The movie intends to be a parody, lampooning the ridiculousness of action movie cliches. However, as mentioned by many a reviewer before now, Schwarzenegger was already parodying himself by 1993. The entire genre was a parody by then. And as far as parodies go, Last Action Hero comes off more like they took an actual action movie and added a few jokes. The observations they make read like a bad Buzzfeed list. Infinite ammo, bad guys can't aim, nobody gets hurt, all the women are models, there's a loud police chief demanding the hero's badge. Danny insists on trying to prove he's in a movie, which has a few funny moments, but the majority of the film is a by the books action movie with an obnoxious kid doing his worst Mystery Science Theater 3000 impression. Literally the entire Jack Slater movie is shown, right up until the big finale. Changing the rules, Benedict, the big bad's assassin, escapes into the real world. At this point the movie picks up slightly. We get an amusing series of events where Jack and Benedict both have to figure out the rules of the real world, which are still pretty unrealistic. Jack slams a car head on into a taxi and suffers no injury. Immediately prior he punches out a window without slicing up his hand, although he complains that it hurts. In another scene he rips a car door off it's hinges. And don't get me started on the finale, which involves jumping off rooftops, driving the wrong way through NYC traffic, and a Hollywood event that apparently has zero security. The only parts that worked were the crumpling car roofs as Jack runs across them, causing him to fall, and Benedict realizing that police don't instantly appear when he commits a crime.
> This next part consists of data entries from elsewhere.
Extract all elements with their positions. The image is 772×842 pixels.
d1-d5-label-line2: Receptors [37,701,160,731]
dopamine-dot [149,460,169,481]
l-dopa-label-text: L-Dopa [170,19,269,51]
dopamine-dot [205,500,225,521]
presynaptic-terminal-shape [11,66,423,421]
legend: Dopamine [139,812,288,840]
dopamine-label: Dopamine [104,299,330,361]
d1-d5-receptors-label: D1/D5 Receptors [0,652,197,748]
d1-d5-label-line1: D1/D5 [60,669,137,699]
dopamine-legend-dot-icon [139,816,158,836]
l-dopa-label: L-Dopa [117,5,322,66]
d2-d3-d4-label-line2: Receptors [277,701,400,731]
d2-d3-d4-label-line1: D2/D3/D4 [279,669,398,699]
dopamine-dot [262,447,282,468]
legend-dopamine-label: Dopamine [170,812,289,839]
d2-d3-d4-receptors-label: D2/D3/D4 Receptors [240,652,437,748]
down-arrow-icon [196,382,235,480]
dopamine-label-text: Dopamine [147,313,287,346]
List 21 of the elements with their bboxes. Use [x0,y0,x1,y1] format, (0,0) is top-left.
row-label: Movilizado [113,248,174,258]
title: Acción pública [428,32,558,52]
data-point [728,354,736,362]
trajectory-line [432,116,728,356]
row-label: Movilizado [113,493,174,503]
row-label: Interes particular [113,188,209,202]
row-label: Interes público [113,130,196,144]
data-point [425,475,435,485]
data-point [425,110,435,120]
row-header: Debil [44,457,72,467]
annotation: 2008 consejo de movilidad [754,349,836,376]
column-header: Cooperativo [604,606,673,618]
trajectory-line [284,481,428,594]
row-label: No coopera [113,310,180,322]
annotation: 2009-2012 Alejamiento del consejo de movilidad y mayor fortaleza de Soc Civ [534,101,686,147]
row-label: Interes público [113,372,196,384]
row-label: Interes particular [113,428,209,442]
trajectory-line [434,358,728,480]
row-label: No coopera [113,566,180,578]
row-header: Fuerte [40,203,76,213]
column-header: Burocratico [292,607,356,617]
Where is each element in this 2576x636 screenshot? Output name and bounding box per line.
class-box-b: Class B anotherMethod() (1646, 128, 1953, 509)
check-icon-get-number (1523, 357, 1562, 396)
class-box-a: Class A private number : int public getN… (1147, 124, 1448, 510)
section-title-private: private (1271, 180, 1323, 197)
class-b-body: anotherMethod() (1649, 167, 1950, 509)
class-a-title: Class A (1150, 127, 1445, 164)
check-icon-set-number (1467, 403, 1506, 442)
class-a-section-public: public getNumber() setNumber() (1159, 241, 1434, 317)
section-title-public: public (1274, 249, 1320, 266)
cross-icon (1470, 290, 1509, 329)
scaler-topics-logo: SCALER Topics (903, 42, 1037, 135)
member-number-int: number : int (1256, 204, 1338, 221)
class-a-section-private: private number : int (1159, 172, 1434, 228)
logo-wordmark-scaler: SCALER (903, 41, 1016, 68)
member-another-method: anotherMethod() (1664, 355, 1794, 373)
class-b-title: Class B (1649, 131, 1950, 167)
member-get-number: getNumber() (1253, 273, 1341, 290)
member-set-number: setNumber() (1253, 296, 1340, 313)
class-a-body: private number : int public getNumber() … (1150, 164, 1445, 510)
Even in the real world, the movie still fails to do much with it's premise. It hints at a grander plan, but just boils down to being a half hour of what feels like another movie stapled onto the end of this one. Tonally, the movie is all over the place. Rarely are we made to feel like Jack is the one being naive in all this. He knows the rules of his universe and Danny is a delusional kid. Danny comes off as being a smug comic sidekick for most of the movie. Why he even insists on trying to prove to Slater that this is a movie isn't made clear. Why doesn't he have more of a blast bending the rules? Why does he try to break the movie instead of trying to use his insider knowledge to be the hero? Why does he tell everyone about the magic ticket so it can be stolen? That's not really being genre savvy, that's just being a great example of the Dunning-Kruger Effect. Why does the movie feel the need to set up a meeting between "real world" Arnold and Jack Slater just to have him think Slater is a celebrity look alike? What is the purpose of Slater's daughter? Why was this movie two hours and ten minutes long? Did someone say "Yes, we absolutely have to have the full Jack Slater movie in the middle"?